RH reported third-quarter adjusted earnings per share of $2.48, missing analyst estimates of $2.66. However, revenue came in slightly above expectations at $812.73 million, compared to the consensus estimate of $812.5 million. This represents an 8.1% increase YoY.
The company's total demand growth increased 13% in the third quarter, with RH Brand demand growth rising 14%. Notably, November total demand growth accelerated to 18%, while RH Brand demand growth jumped to 24%.
Based on these trends, RH raised its fourth-quarter guidance, projecting total demand growth of 20% to 22% and revenue growth of 18% to 20%.
For the full year, the company now expects total demand growth of 9.9% to 10.4% and revenue growth of 6.8% to 7.2%.
"The brand remains in 'attack mode' seeking to 'take oxygen out of the room', which should yield tailwinds as housing turnover sees life," Jefferies analysts commented in a post-earnings note.

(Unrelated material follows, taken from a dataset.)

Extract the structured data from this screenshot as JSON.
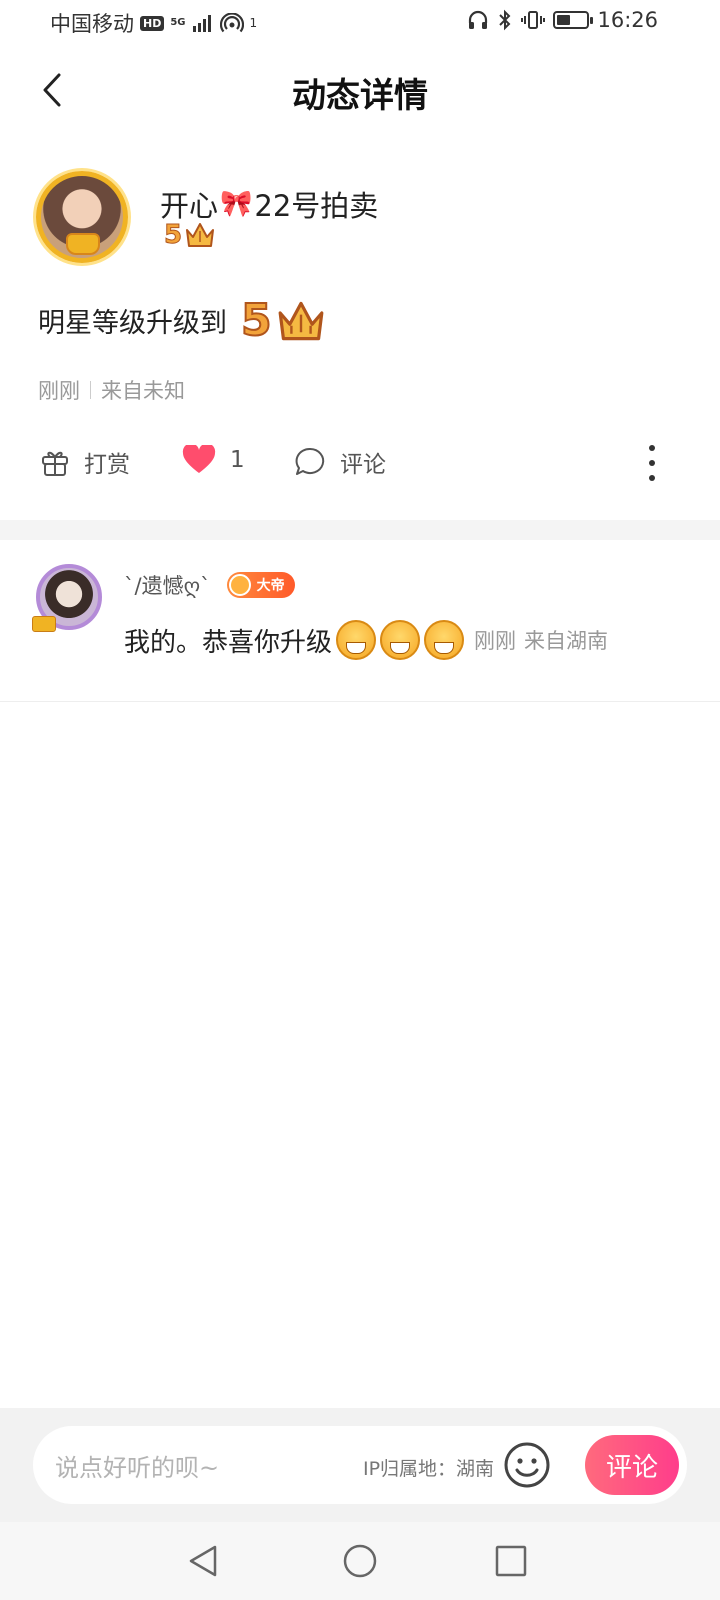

"Our chief concern remains that a chunk of recent demand is unsustainable and the pace of GM% expansion could underwhelm with a pricing ceiling," they added, reiterating a Hold rating on the stock while lifting the price target from $289 to $358.
Also commenting on the report, KeyBanc analysts said that while RH missed earnings expectations, they believe "it is more important that demand growth has continued to accelerate, which should drive further revenue improvements in 4Q."
"We continue to see demand risks for the furniture industry continuing into 2025. However, with assortment and Sourcebook initiatives showing traction, we find ourselves increasingly positive on 2025 and 2026," they added.
The company's adjusted operating margin for the third quarter was 15.0%, while its adjusted EBITDA margin stood at 20.8%.
RH anticipates fourth-quarter adjusted operating margin between 12.2% and 13.2%, and adjusted EBITDA margin between 18.0% and 19.0%.
"We are pleased with the acceleration of demand in our business and believe it reflects the strength of the RH brand," said Gary Friedman, Chairman and CEO of RH.